The cDNA from either the bony ankylosed callus or fracture callus of the 6 sheep, as described in the part I, were both used in the study. The differences of gene expressions between bony ankylosis and condylar fracture at 1, 3, and 6 months postoperatively were measured by real-time PCR, with 2 samples at each time point. In addition, another 2 sheep were added to have fibrous ankylosis induced on the right TMJ, and 1 sheep was sacrificed at 3 and 6 months after surgery, respectively. The differences of gene expressions between fibrous and bony ankylosis at 3 and 6 months postoperatively were measured by real-time PCR.
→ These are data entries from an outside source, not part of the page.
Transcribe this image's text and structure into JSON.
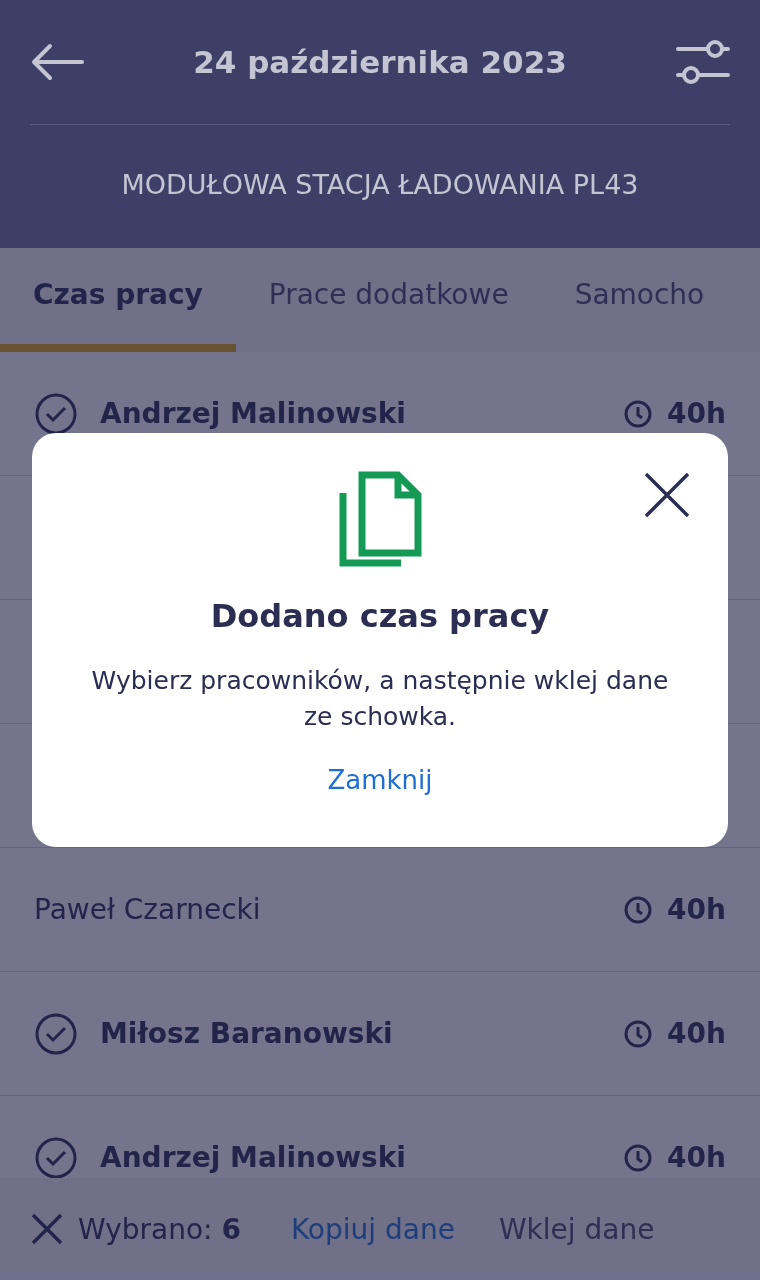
{
  "header": {
    "title": "24 października 2023",
    "subtitle": "MODUŁOWA STACJA ŁADOWANIA PL43"
  },
  "tabs": [
    {
      "label": "Czas pracy",
      "selected": true
    },
    {
      "label": "Prace dodatkowe",
      "selected": false
    },
    {
      "label": "Samocho",
      "selected": false
    }
  ],
  "rows": [
    {
      "name": "Andrzej Malinowski",
      "checked": true,
      "hours": "40h"
    },
    {
      "name": "Paweł Czarnecki",
      "checked": false,
      "hours": "40h"
    },
    {
      "name": "Miłosz Baranowski",
      "checked": true,
      "hours": "40h"
    },
    {
      "name": "Andrzej Malinowski",
      "checked": true,
      "hours": "40h"
    }
  ],
  "bottom_bar": {
    "selected_count": "Wybrano: **6**",
    "copy": "Kopiuj dane",
    "paste": "Wklej dane"
  },
  "dialog": {
    "title": "Dodano czas pracy",
    "message": "Wybierz pracowników, a następnie wklej dane ze schowka.",
    "close": "Zamknij"
  }
}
Bony ankylosis showed higher mRNA expression trends in Wnt2b, Wnt5a, β-Catenin, Lef1, CyclinD1, Runx2, Osterix, Sox9, Col10a1, Alp, Ocn, Bmp2, and Bmp7 compared to fibrous ankylosis, although no statistical analysis was performed due to the very small sample size. Whereas bony ankylosis showed a significant lower expression of Wnt5a, β-Catenin, Lef1, Runx2, Osterix, Sox9, Col10a1, Alp, Ocn and Bmp4 compared to condylar fracture at several time points (P < 0.05).
Our data provided a preliminary molecular evidence for the hypothesis that the development of traumatic TMJ bony ankylosis was the course of delayed bone healing or hypertrophic nonunion, and deserved to be further studied.
本研究旨在初步探讨一系列调控骨形成的基因在颞下颌关节(TMJ)纤维性强直、骨性强直及髁突骨折愈合中的差异表达。
本研究采用了第一部分所述的6只绵羊的骨性强直骨痂或骨折骨痂的cDNA。通过实时PCR检测术后1、3和6个月时骨性强直与髁突骨折之间的基因表达差异,每个时间点有2个样本。此外,另外添加2只绵羊,在其右侧TMJ诱导纤维性强直,分别在术后3个月和6个月处死1只绵羊。通过实时PCR检测术后3个月和6个月时纤维性强直与骨性强直之间的基因表达差异。
与纤维性强直相比,骨性强直在Wnt2b、Wnt5a、β-连环蛋白、Lef1、细胞周期蛋白D1、Runx2、Osterix、Sox9、Col10a1、碱性磷酸酶(Alp)、骨钙素(Ocn)、骨形态发生蛋白2(Bmp2)和骨形态发生蛋白7(Bmp7)中显示出更高的mRNA表达趋势,尽管由于样本量非常小未进行统计分析。然而,在几个时间点上,与髁突骨折相比,骨性强直的Wnt5a、β-连环蛋白、Lef1、Runx2、Osterix、Sox9、Col10a1、Alp、Ocn和骨形态发生蛋白4(Bmp4)表达显著降低(P<0.05)。
我们的数据为创伤性TMJ骨性强直的发生发展是延迟骨愈合或肥厚性骨不连过程这一假说提供了初步的分子证据,值得进一步研究。